President Dmitry Medvedev last week touted the end of a 15-year drop in the country's overall population, but the decline in children raises the specter of future demographic problems.
The number of children under 18 has fallen to 26.5 million now from 38 million in 1995 and 33.5 million in 2000, according to a new report by UNICEF and the State Statistics Service.
"For historical and demographic reasons, the child population in Russia decreased by approximately 12 million over the last 13 years.
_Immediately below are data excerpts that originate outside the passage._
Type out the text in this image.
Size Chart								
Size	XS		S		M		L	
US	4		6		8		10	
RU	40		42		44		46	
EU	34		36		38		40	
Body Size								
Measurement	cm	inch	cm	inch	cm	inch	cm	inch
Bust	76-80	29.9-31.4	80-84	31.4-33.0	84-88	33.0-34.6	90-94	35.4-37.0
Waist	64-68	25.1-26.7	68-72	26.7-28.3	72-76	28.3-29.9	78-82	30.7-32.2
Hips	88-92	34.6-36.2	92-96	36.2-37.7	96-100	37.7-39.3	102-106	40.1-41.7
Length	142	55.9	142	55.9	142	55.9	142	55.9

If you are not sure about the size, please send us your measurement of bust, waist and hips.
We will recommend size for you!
This is an average of 1 million each year," said Bertrand Bainvel, UNICEF's representative in Russia.
"This in itself poses important development challenges, and optimizing the investment in childhood makes it even more important and urgent for the country," he told The Moscow Times.
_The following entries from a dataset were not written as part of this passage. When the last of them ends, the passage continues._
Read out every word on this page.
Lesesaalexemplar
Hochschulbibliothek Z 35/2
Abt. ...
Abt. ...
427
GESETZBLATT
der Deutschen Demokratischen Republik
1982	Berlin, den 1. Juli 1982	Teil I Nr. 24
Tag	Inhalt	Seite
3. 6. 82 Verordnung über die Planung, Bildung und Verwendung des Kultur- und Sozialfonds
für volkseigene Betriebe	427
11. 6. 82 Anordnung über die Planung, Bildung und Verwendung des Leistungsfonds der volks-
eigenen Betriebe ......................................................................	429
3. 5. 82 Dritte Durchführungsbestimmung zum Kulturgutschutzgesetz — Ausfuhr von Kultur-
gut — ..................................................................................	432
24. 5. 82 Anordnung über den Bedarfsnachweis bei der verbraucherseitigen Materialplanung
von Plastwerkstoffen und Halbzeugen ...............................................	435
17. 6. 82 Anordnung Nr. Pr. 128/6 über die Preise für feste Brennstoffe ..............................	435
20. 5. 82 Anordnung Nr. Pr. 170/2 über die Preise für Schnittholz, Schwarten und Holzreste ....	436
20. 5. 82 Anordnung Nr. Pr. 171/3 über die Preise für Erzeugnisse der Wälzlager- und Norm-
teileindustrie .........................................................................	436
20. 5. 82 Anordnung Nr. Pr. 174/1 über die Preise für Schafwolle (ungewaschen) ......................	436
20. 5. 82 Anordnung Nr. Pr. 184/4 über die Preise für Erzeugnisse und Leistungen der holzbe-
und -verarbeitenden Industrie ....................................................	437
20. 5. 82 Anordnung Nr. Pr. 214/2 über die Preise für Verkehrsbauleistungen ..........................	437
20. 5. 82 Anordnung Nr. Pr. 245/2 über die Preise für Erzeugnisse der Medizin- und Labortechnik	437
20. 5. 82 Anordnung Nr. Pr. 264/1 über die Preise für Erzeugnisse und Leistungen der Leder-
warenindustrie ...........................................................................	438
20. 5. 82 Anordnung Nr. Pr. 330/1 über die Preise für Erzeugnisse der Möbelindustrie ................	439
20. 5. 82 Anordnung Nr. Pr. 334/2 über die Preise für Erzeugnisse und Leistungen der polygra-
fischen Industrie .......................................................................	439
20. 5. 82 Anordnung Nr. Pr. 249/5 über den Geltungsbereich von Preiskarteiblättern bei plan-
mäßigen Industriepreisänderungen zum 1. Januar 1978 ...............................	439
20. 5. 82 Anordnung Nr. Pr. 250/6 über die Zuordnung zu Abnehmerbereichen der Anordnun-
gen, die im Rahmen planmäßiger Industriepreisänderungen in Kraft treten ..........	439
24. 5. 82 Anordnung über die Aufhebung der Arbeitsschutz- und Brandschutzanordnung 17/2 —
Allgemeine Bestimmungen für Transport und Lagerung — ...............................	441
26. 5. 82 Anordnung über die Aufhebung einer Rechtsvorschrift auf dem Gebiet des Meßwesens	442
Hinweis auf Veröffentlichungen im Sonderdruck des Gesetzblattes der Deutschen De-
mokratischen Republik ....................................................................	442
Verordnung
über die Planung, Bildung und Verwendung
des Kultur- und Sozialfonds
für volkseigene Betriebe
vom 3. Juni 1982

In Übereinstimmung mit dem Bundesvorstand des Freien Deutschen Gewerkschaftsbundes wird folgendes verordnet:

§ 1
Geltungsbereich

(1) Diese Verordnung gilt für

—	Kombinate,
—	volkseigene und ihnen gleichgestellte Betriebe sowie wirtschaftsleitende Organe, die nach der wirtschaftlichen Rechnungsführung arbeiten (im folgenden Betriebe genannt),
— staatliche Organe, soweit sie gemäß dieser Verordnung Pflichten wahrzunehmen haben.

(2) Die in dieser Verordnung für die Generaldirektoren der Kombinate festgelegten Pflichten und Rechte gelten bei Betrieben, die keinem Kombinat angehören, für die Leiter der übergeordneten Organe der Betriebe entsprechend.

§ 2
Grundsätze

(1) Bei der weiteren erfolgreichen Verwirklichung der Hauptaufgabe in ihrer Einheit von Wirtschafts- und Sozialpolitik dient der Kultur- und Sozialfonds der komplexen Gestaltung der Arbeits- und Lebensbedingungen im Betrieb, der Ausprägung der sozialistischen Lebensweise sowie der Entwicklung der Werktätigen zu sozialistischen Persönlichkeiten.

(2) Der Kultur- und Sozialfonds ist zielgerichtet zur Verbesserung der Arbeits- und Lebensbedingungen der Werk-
The country's overall population has shrunk by 6 million since the Soviet collapse in 1991 because of economic hardship, rampant alcoholism and other factors.
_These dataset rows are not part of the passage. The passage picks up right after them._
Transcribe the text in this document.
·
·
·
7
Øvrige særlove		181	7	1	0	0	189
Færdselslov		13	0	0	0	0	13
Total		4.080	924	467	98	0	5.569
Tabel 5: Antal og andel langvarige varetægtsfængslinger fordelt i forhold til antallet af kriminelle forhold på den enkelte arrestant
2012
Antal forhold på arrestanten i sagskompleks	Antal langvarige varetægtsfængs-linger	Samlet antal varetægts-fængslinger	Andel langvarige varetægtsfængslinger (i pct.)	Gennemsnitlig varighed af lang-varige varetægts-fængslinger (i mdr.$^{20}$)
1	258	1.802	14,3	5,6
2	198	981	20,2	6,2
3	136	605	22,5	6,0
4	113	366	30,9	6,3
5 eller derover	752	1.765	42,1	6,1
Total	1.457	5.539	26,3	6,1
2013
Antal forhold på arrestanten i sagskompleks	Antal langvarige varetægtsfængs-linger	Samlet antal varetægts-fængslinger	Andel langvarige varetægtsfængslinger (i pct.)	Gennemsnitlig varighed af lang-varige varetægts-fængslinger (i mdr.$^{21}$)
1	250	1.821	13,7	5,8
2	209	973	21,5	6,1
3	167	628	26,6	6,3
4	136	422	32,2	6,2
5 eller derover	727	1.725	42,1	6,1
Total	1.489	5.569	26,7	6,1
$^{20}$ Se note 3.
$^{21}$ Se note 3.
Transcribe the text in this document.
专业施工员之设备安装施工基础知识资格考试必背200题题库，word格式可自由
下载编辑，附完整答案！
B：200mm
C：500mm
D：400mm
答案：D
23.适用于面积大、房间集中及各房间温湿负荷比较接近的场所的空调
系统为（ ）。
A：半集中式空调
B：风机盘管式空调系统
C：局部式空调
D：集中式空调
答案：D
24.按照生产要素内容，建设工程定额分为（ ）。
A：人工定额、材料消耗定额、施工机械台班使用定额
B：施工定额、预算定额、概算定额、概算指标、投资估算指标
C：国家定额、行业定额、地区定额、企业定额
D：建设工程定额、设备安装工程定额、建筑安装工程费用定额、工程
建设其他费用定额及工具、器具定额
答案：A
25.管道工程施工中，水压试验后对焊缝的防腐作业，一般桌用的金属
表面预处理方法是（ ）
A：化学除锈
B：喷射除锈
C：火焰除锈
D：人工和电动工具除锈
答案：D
"There were a lot of babies born in the 1980s but few in the 1990s, and now we can see the result of the decline," said Anatoly Vishnevsky, head of the Demography Institute at the Higher School of Economics.
"Later the birth rate started to increase, but not by much," he added.
Since the number of children is now low, the birth rate will not be able to increase for the next two decades, he said.
"The number of children might increase, but not significantly," Vishnevsky said, adding that there will not be enough women for reproduction.
Last week, Health and Social Development Minister Tatyana Golikova warned that a host of negative factors needed to be tackled — including a looming drop in women in their fertile years and sky-high abortion rates — to overturn the country's overall demographic decline.
Golikova told Medvedev that preliminary statistics for last year showed that the country's population of 141.9 million had either remained stable or increased by 15,000 to 25,000 people.
Babies are also sicklier now than in 1996, the UNICEF report said. The percentage of babies born sick or who fell sick soon after birth reached 37.3 percent in 2008, compared with 28.5 percent in 1995, the report said. The most widespread children's illnesses were those that affected their respiratory systems.
The number of children identified as disabled fell from 555,000 in 1995 to 506,600 in 2008.